副交感神経を抑え、膀胱の勝手な収縮をおさえます。また、膀胱の筋肉がゆるみ容量が大きくなるので、尿が多く溜められるようになります。主に過活動膀胱にみられる尿意切迫感や頻尿、尿失禁などの治療に用います。

副作用に多いのは、口の乾きです。尿が出にくくなったり、便秘を起こすこともあります。症状がひどいときは早めに医師に相談してください。他に、目のかすみ、目眩、眠気、頭痛などもみられます。車の運転など危険な作業には注意しましょう。緑内障の人や腸に閉塞のある人、前立腺肥大症、重い心臓病の人など、この薬が使用できないケースもあります。

膀胱平滑筋弛緩薬

膀胱の筋肉をゆるめ容量を大きくし、尿の回数を少なくする薬です。頻尿や残尿感、尿失禁の治療に用います。抗コリン薬に比べ作用がおだやかで、副作用も少なくなります。ただやはり、前立腺肥大症や、腸管に閉塞性の病気があると、その症状を悪化させる恐れがあり、使用できないケースがあります。

β刺激薬

腹圧性の尿失禁に用いることがあります。膀胱の収縮をおさえる作用と、尿道の筋肉をしめる作用があります。
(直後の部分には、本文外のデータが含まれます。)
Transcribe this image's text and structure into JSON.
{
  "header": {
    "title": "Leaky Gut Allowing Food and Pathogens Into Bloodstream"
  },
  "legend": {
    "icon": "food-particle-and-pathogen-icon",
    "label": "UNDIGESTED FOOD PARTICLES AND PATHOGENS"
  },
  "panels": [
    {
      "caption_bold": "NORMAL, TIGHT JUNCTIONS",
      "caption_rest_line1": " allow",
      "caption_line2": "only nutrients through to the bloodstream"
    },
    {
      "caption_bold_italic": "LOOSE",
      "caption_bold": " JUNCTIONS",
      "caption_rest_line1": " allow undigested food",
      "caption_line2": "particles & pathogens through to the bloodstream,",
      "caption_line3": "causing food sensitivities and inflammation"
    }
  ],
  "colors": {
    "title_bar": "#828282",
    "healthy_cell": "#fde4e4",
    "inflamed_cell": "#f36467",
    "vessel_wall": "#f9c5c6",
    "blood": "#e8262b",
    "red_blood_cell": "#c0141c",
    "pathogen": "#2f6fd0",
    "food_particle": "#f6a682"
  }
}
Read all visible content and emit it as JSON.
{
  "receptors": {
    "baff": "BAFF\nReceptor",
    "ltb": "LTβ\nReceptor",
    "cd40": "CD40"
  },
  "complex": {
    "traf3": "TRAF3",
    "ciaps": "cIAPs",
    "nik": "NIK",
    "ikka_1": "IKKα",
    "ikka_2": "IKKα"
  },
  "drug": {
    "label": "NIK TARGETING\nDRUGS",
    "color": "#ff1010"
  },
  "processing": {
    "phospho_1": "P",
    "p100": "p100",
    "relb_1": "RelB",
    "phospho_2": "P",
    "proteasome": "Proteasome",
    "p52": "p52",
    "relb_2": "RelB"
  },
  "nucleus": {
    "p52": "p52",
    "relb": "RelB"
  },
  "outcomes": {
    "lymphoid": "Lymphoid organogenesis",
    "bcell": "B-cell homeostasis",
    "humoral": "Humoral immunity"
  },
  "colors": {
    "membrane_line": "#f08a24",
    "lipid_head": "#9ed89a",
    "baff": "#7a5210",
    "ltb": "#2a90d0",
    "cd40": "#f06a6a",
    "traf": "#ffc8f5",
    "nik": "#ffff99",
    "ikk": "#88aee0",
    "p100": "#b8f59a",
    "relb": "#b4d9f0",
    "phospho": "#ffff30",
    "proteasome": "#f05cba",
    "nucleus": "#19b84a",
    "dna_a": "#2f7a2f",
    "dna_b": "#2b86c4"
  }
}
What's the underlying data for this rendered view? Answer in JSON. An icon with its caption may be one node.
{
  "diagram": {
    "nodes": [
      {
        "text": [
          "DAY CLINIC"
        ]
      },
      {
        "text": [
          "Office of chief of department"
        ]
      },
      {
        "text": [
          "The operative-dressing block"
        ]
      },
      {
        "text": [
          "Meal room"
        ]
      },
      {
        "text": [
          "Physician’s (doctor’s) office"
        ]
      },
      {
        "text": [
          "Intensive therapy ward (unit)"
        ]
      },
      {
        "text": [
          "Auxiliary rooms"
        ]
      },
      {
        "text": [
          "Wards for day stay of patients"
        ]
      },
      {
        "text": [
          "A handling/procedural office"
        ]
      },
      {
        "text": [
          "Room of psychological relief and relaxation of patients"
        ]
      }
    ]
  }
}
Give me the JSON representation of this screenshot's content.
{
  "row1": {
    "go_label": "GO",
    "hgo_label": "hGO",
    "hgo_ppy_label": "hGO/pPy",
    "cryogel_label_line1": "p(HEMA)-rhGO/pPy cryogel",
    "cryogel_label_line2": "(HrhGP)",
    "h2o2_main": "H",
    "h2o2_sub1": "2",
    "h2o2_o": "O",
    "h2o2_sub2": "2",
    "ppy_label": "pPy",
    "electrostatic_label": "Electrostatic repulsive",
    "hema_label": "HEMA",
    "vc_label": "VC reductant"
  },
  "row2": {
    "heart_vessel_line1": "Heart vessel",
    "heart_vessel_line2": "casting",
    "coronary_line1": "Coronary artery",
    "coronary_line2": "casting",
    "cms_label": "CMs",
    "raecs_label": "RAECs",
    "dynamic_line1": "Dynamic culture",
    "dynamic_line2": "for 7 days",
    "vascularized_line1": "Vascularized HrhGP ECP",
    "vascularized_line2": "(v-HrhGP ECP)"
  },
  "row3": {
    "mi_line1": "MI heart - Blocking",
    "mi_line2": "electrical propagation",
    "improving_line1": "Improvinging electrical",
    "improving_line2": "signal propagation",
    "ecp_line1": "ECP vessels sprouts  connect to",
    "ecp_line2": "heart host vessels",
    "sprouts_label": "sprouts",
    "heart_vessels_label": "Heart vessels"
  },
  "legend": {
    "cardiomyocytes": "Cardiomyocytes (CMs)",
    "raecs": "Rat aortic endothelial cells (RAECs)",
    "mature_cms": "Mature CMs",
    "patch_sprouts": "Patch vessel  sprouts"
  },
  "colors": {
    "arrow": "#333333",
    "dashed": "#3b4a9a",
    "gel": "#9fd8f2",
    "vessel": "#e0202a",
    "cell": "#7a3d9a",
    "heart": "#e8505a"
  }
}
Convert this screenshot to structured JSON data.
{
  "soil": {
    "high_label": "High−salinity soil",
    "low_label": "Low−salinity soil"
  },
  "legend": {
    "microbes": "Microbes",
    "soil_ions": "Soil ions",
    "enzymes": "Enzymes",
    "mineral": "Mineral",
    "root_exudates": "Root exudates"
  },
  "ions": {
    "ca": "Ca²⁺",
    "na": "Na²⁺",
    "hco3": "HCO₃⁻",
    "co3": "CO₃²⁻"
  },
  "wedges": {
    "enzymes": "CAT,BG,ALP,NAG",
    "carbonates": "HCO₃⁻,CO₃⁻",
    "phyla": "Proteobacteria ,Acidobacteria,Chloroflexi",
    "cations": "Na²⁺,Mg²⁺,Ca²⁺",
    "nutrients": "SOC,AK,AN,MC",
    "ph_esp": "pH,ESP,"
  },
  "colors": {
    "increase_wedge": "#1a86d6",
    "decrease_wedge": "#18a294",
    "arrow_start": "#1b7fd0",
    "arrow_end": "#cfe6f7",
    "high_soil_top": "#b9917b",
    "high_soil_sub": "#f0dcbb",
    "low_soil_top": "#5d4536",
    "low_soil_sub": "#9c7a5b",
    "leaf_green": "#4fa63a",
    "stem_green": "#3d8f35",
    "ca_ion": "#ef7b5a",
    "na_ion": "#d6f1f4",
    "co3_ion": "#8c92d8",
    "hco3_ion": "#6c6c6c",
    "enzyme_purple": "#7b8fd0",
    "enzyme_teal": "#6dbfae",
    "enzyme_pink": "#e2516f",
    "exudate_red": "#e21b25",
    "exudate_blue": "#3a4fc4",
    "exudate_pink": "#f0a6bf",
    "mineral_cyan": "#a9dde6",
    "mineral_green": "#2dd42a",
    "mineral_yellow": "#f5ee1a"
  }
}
副作用として、手の震え、動悸などがあります。

三環系抗うつ薬

うつ病の薬ですが、夜尿症や尿失禁の治療に用いることがあります。膀胱の運動をおさえたり、尿道を閉める作用があります。心理的な要因をやわらげる効果も期待できます。副作用には、口の渇き、立ちくらみ、便秘などがあります。